Larsen also pointed to the effects of insecticide dust and pesticide drift from treated agricultural fields on native plants outside the fields as another big factor.
Schlicht, Olsen and Durbin share Larsen’s concerns.
“The loss of insects is a big deal,” said Durbin, “they’re pollinators, plants will become rare without pollinators.”
Which in turn will make life much more difficult, if not impossible, for insects.
The importance of insects globally cannot be overstated, implored Olsen; insects make the world turn, he said, doing everything from pollination to feeding on refuse and dead animals to functioning as the base of the food web.
“To my knowledge,” wrote Olsen in an email sent a few days after the meet-up at Schlicht’s, “we have no real idea of the true loss of insects in Iowa. No one, me included, is doing the kind of systematic studies year after year of the same sites throughout the adult flight season.”
Stephanie Shepherd, a biologist with the Iowa DNR, is charged with monitoring wildlife in the state through the Volunteer Wildlife Monitoring Program.
“[T]here are no state led insect surveys currently,” wrote Shepherd in an email. “Jim Durbin does his best on his website [Insects of Iowa] to corral as many records as he can, particularly on moths and butterflies.”
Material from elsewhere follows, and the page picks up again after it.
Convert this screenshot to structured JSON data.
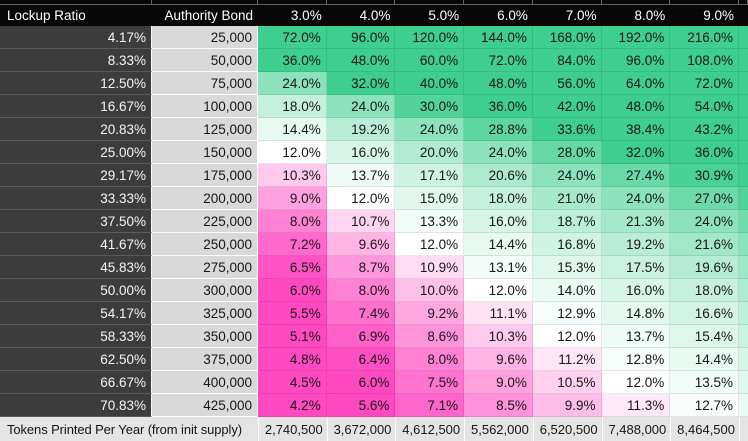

The DNR is currently working to initiate a statewide survey focusing on the monarch butterfly, according to Shepherd, but there isn’t much else in the pipeline in terms of structured monitoring for insects.
Asked why he thinks the plight of insects isn’t receiving more attention and funding in light of evidence pointing to a troubling decline, Schlicht replied, “We don’t deal with charismatic mammals.”
The three eastern Iowa scientists will pick up their fieldwork again this spring, visiting dozens of sites across the state and uploading their findings to Durbin’s massive database at www.InsectsofIowa.org.
“Frank [Olsen] has taken serious swan dives into swamps looking for butterflies,” said Schlicht as Olsen shook his head and laughed.
“We’ve met a lot of nice deputy sheriffs and park rangers,” Durbin chuckled.
Schlicht is almost certain the Poweshiek skipperling will never fly in Iowa again, despite being first described here.
ust one tiny butterfly, but it represents a global trend.
“The prairies are silent,” Schlicht lamented, “it’s eerie.”